3.2. In het najaar van 1999 heeft een gesprek plaatsgevonden tussen Consumenten en de rechtsvoorganger van Van Wieren (hierna: Van Wieren), Zuidema Assurantiën B.V. (hierna: Zuidema). Zuidema heeft op 17 november 1999 een voorstel voor de “Vermogen Optimaal Hypotheek” uitgebracht. Het voorstel houdt – kort gezegd – in dat Consumenten een hypothecaire geldlening afsluiten op hun onbezwaarde woning. Met het vrijgekomen bedrag wordt belegd. Met de (dividend)opbrengst van deze beleggingen zou onder meer de hypotheekrente worden voldaan.

3.3. Consumenten hebben ingestemd met het voorstel, waarna Zuidema een offerte voor een hypothecaire aflossingsvrije geldlening bij Friesland Bank en een beleggingsrekening bij Insinger heeft aangevraagd.

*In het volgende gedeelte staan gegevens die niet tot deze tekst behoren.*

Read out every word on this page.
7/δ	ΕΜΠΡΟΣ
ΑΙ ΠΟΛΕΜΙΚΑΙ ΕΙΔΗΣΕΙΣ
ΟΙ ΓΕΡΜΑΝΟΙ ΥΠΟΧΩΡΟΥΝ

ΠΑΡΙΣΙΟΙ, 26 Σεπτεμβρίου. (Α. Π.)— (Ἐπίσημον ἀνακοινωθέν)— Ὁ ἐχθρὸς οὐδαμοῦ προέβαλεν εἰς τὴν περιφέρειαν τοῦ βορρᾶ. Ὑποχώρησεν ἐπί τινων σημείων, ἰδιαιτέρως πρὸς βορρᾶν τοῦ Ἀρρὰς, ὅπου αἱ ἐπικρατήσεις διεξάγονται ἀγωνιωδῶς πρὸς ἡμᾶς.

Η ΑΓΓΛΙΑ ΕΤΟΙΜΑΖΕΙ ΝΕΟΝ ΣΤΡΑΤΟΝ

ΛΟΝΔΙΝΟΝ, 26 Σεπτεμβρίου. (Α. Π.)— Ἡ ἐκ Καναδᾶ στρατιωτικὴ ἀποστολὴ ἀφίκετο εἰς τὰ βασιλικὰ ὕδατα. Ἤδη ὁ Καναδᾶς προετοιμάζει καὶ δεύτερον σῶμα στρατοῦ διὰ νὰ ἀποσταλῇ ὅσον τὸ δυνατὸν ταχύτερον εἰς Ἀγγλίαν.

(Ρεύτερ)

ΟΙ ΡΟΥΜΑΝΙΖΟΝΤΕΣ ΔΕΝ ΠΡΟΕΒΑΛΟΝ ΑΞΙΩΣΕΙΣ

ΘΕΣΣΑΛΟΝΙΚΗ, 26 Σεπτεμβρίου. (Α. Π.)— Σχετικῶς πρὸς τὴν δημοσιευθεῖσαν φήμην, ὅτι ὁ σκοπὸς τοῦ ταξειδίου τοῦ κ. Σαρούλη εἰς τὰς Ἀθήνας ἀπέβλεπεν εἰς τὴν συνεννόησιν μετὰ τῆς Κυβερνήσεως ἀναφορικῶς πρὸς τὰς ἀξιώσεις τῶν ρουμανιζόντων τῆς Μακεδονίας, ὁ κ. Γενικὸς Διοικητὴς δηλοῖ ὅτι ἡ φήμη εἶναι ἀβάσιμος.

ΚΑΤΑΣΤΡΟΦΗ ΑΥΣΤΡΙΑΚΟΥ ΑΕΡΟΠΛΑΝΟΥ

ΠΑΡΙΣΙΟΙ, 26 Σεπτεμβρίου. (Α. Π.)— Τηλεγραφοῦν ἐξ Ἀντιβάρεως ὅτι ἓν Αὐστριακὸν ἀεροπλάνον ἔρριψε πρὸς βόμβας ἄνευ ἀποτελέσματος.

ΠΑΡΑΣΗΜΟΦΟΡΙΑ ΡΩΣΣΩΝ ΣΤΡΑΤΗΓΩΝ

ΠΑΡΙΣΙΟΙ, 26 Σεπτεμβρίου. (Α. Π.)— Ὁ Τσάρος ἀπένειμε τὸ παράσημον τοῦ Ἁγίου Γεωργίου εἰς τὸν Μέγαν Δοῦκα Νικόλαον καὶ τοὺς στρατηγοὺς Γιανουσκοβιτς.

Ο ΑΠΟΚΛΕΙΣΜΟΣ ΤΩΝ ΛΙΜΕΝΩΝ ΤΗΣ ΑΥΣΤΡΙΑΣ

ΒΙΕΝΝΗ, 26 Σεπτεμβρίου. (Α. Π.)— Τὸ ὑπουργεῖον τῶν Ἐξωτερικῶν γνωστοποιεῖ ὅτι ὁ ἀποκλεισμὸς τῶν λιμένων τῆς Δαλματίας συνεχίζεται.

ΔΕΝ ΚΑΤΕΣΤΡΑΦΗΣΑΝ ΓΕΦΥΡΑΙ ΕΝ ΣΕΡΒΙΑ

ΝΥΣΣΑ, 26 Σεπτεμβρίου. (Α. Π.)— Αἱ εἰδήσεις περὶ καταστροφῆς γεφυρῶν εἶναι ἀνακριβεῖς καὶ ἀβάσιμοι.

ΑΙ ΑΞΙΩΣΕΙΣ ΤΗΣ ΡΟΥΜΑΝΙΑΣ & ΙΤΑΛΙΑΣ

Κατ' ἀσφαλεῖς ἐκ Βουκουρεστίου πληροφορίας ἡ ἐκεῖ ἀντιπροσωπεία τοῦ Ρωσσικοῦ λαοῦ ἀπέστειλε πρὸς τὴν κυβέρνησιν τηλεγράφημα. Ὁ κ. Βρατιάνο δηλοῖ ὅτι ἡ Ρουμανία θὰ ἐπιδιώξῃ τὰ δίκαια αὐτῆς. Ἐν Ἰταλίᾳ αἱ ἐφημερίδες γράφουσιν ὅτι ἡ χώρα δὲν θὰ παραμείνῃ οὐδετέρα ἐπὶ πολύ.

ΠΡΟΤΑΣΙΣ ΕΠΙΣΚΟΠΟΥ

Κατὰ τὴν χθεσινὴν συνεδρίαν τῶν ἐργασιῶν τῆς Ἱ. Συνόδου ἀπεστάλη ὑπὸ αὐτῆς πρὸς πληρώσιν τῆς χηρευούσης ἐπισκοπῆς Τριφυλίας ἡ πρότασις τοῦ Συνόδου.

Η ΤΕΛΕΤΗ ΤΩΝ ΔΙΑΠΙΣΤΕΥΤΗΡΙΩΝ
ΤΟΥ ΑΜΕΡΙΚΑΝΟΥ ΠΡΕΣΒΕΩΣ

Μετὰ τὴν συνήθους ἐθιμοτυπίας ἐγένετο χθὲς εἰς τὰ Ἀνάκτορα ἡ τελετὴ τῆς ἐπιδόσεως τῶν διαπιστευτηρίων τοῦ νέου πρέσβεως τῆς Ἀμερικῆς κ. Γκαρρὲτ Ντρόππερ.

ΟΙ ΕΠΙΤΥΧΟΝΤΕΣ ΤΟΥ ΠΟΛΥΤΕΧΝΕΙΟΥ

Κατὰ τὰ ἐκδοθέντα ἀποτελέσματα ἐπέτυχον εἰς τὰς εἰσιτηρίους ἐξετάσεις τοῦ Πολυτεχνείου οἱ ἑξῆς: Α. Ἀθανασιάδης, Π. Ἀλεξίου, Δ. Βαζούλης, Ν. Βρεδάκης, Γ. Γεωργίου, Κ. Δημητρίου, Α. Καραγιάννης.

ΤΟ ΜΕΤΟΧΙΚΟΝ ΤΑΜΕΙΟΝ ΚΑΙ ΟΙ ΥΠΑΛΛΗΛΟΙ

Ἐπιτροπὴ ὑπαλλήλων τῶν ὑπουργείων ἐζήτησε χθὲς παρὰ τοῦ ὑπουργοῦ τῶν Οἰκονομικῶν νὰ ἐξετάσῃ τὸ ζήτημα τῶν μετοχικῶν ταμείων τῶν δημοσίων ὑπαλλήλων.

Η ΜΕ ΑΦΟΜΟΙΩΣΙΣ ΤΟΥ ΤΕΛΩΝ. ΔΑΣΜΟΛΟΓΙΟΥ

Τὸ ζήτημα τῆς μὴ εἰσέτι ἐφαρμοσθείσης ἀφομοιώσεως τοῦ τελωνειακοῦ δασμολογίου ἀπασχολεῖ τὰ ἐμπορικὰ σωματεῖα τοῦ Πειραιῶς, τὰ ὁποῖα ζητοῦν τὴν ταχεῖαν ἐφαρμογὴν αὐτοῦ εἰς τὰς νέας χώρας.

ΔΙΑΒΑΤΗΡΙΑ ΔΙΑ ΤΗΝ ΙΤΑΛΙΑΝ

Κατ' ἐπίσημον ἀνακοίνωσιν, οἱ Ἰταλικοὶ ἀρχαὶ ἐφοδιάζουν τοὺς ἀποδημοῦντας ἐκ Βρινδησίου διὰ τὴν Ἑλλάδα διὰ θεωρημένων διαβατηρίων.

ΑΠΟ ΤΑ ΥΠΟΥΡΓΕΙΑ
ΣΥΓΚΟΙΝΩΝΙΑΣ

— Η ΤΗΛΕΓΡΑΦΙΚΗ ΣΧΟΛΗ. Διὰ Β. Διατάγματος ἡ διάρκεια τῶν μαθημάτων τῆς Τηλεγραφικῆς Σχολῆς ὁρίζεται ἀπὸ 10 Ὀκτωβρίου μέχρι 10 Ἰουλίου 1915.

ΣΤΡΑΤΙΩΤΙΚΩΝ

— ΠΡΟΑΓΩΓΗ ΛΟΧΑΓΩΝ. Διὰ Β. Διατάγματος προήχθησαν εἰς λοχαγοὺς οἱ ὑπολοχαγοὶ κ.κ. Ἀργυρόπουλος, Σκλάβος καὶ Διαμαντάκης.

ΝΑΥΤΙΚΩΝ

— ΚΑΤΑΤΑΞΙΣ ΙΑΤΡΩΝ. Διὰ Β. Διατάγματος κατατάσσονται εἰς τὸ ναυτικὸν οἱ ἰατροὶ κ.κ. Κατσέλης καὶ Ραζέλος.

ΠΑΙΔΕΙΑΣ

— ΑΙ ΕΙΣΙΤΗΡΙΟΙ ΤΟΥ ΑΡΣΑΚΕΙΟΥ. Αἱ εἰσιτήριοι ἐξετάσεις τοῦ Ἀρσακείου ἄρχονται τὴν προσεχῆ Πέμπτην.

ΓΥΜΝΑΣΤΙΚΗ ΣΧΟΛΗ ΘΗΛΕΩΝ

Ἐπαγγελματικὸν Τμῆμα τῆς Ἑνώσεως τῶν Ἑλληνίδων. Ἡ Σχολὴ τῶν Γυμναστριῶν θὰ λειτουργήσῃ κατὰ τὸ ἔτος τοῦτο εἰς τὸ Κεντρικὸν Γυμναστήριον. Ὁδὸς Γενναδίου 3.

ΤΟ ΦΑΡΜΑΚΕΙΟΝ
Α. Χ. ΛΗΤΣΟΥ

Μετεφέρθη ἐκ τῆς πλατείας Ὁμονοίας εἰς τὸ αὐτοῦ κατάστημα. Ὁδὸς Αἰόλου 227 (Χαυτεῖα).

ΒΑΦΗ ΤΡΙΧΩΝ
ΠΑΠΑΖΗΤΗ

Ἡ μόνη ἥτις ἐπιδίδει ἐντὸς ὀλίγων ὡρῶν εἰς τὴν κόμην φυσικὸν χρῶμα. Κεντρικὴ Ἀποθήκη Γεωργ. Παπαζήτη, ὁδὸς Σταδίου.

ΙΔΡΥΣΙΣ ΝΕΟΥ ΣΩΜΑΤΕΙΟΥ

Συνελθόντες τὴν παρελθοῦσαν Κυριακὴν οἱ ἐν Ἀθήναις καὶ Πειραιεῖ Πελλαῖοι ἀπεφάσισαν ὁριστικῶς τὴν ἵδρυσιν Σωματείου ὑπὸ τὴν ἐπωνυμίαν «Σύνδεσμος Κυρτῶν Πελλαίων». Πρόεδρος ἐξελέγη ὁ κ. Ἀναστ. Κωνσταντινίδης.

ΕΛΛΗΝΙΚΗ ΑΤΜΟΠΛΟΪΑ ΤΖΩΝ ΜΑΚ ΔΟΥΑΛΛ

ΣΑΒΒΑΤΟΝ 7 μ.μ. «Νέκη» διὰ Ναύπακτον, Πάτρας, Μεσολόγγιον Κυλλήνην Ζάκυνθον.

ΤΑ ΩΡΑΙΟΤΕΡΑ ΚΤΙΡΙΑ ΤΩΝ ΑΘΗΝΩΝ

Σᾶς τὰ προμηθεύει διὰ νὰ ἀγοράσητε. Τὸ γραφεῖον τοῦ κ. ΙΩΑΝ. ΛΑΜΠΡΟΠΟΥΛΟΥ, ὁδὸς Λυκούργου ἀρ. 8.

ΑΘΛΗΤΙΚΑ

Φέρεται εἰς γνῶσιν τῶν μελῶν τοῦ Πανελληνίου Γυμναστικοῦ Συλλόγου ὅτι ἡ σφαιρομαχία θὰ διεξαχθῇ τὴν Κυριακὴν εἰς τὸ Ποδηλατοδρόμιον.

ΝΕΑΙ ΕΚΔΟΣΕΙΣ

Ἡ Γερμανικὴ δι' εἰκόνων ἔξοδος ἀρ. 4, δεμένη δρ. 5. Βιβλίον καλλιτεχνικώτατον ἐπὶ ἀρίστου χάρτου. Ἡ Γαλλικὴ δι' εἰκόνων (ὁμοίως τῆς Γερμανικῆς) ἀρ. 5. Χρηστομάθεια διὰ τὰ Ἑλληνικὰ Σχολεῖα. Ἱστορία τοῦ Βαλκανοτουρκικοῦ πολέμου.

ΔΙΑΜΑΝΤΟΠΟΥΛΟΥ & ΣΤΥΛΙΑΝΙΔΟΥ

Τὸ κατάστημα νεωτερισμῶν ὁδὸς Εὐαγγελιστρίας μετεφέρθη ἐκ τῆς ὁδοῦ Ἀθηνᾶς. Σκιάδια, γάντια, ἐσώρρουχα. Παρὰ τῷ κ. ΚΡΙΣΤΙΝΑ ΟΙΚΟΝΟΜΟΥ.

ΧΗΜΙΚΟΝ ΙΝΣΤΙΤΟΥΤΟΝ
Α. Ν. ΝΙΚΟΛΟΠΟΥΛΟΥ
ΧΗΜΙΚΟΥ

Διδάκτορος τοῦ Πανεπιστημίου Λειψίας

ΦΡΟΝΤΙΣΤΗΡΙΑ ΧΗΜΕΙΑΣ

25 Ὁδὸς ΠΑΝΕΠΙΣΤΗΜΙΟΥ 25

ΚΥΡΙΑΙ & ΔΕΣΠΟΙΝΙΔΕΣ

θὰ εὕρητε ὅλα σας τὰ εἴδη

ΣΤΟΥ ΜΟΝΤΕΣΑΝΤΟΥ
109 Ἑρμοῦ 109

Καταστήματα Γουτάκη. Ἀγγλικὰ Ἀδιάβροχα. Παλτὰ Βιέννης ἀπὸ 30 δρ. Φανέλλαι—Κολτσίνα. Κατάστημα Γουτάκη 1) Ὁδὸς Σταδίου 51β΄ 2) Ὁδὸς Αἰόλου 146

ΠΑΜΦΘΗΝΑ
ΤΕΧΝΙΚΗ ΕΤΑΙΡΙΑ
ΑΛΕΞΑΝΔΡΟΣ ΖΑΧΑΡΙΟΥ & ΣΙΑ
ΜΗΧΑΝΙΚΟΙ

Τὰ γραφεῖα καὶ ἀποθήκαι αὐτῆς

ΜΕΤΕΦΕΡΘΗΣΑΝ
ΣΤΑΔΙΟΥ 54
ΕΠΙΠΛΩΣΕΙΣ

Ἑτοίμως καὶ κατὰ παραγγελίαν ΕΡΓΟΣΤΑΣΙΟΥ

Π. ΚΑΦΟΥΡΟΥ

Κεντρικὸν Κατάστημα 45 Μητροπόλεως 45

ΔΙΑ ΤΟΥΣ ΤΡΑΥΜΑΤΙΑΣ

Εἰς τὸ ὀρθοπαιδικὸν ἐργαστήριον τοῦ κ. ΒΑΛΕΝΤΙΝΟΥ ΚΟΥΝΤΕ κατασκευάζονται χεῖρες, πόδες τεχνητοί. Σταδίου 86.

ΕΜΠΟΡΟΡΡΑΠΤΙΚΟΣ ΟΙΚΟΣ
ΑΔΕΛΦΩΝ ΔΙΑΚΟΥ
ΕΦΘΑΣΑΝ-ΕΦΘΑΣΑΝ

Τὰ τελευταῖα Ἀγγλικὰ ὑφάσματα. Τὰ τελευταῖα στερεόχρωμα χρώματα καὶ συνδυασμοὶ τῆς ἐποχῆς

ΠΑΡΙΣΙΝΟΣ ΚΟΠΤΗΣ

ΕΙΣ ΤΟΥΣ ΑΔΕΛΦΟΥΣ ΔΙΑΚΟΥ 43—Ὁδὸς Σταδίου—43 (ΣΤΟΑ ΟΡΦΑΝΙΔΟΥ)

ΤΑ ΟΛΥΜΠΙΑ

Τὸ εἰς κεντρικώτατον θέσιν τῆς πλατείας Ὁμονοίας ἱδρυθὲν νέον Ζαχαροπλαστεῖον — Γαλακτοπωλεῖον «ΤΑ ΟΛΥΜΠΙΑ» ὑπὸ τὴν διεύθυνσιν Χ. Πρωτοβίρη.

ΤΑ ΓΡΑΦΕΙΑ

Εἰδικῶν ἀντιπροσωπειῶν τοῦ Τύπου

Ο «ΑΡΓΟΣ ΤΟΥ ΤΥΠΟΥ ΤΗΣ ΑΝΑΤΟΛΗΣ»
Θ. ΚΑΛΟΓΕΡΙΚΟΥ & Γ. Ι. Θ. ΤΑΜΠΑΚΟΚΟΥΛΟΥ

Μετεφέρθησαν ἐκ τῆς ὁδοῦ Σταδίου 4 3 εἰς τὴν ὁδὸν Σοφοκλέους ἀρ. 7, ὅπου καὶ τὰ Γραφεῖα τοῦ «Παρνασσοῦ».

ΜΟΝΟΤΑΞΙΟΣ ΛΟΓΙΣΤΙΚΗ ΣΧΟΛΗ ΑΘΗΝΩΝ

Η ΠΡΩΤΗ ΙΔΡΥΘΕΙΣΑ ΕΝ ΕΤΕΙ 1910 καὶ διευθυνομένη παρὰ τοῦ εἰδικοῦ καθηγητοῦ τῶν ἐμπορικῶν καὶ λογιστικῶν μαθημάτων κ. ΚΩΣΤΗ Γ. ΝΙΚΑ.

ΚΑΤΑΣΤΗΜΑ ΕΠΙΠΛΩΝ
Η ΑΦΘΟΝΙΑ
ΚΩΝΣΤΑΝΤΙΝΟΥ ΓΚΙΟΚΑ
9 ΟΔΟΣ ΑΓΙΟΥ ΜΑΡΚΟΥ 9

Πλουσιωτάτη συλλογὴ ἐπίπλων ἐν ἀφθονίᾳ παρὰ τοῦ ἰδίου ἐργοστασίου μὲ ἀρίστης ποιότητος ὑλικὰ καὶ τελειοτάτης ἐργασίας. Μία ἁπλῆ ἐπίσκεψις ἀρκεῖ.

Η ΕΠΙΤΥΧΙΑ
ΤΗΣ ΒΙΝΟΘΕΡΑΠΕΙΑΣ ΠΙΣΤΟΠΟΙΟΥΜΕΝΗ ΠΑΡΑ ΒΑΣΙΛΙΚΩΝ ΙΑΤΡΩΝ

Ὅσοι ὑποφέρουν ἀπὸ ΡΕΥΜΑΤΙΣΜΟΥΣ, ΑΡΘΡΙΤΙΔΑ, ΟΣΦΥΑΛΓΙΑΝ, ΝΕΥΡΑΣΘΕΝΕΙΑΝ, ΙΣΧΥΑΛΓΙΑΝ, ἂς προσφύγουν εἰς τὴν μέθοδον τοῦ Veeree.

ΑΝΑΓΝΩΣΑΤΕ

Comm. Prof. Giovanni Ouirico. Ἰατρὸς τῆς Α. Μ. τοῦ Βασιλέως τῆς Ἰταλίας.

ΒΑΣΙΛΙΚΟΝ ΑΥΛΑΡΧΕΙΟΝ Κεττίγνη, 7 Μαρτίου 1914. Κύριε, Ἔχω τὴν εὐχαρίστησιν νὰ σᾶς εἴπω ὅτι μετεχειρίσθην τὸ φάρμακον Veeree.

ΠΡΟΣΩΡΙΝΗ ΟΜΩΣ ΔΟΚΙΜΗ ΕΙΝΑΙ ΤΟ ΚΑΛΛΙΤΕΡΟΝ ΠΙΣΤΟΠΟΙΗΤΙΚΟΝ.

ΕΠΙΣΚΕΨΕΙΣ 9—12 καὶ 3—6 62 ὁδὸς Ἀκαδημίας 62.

3.4. Na ondertekening van de hypotheekofferte door Consumenten, heeft Friesland Bank op
4 april 2000 een hypothecaire geldlening voor een bedrag van ƒ 310.000,- (€ 140.671,80) aan Consumenten verstrekt. Een gedeelte van de geldlening (ƒ 275.000,- (€ 124.789,50)) is door Consumenten gestort op de beleggingsrekening bij Insinger en is belegd in een aantal fondsen van Insinger.

3.5. In 2001 heeft Insinger Consumenten geïnformeerd over een wijziging in het beleggingsbeleid van het Insinger Euro Optimaal fonds. Als gevolg van deze wijziging heeft Insinger een nieuwe verdeling van de fondsen voorgesteld. Consumenten hebben schriftelijk ingestemd met deze nieuwe verdeling en schriftelijk opdracht gegeven voor een switch. De portefeuille keerde geen dividend uit, omdat dit werd herbelegd.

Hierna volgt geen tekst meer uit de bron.